La LIG, con la modificación de la ley 27430(3), incorporó la tributación de las monedas digitales, pero sin definirlas. A efectos prácticos, supondremos que las monedas digitales definidas en la ley de ganancias incluyen por ejemplo, el bitcoin -entre otras-, e intentaremos realizar un análisis de tributación sobre el mismo: La tributación de la compraventa de monedas digitales variará dependiendo de la fuente de la ganancia (argentina o extranjera). Al respecto, la legislación (art. 7, LIG) indica que serán tratadas como de fuente argentina cuando el emisor de las monedas digitales se encuentre ubicado en el país, y serán de fuente extranjera cuando no.
Si tomamos, por ejemplo, el caso del bitcoin, veremos que es muy difícil -o directamente imposible- determinar con certeza quién es su emisor y dónde se produce esa emisión. Un caso particular es cuando las inversiones son realizadas a través de un exchange local, en cuyo caso entendemos que debiese calificarse la renta y tenencia como de fuente argentina. Sin dudas, estamos ante un tema controvertido de resolver sin legislación vigente.
Entendiendo que podemos considerar que existen dos fuentes posibles, que se trata de valores financieros y que están en moneda dura, tendremos: Fuente argentina: la alícuota del impuesto será del 15% cuando se enajenen en pesos con cláusula de ajuste o en moneda extranjera.
La forma de liquidación será bajo el esquema del impuesto cedular, siendo computable la deducción especial definida en la LIG.
Fuente extranjera: la alícuota del impuesto será del 15%. No aplica para el cálculo del impuesto el esquema cedular, debiendo realizarse dentro del esquema del régimen general. Para ambos casos -equiparándolo a moneda dura-, su costo de adquisición deberá ser tomado en dólares. Los quebrantos son considerados de naturaleza específica 3.3. La tenencia de criptomonedas ante Bienes Personales: La Ley 23.966(4) de bienes personales no menciona específicamente a las monedas digitales.
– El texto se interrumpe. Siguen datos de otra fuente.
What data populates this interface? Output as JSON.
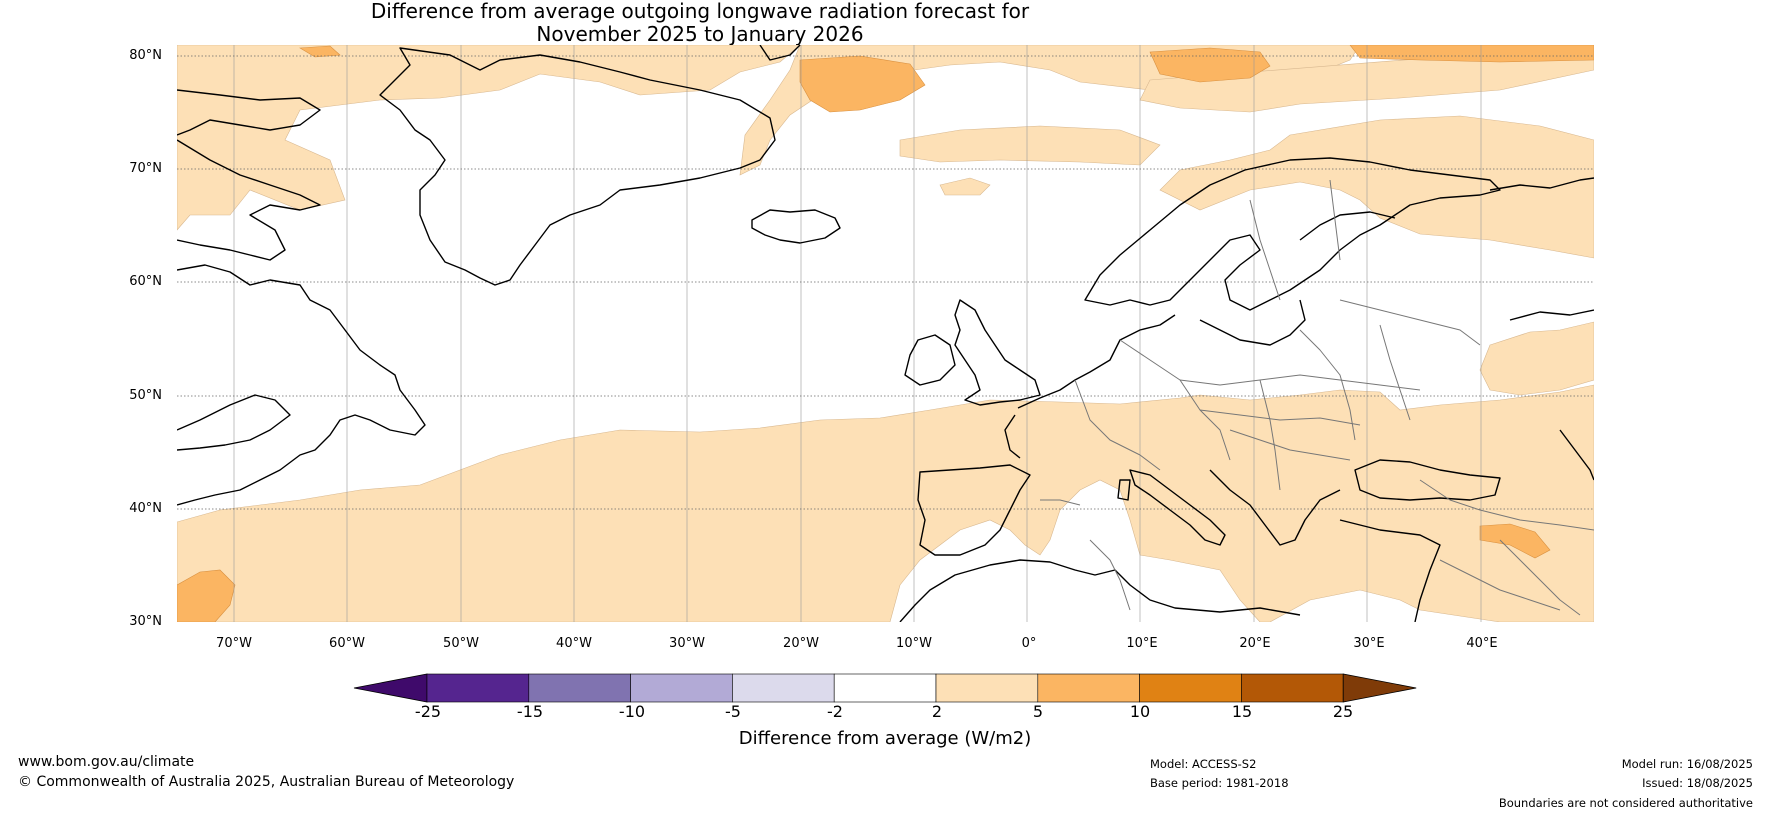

Hay quienes sostienen que se deben tomar como títulos valores, estando alcanzadas por el impuesto. En ese caso, se las asimila a los activos financieros del artículo 22, inciso h) de la citada ley y deben ser valuados a la cotización al 31 de diciembre o al “costo” de adquisición.
Otros, las consideran como activos financieros gravados (que no cotizan en bolsa) y a los efectos de su valuación, consideran su costo “incrementado de corresponder, en el importe de los intereses, actualizaciones y diferencias de cambio que se hubieran devengado a la fecha indicada”.
Una tercera postura es aquella que sostiene que están exentas de bienes personales, por considerar que son bienes inmateriales [exentos por art. 21, inc. d), de la ley].
(*) Contador Público (UNLP). Director de Gómez & Asociados. Consultores Tributarios-Auditores. Miembro de la
Comisión de Impuestos de la Cámara Argentina de la Construcción.
Miembro de la Asociación de Estudios Fiscales. Autor de artículos sobre la especialidad. Coautor de Derecho Tributario- Legislación Usual Comentada- Ed. La Ley-2015.
Expositor en cursos, charlas y conferencias sobre la especialidad tributaria.
(1) L. 23349 de IVA (T.O. 1997).
(2) L. 20628 de I.G (T.O. 2019).
(3) L. 27430 - B.O:29/12/2017.
(4) L. 23966, Tít. VI “Impuesto a los Bienes Personales” - B.O:15/08/1991.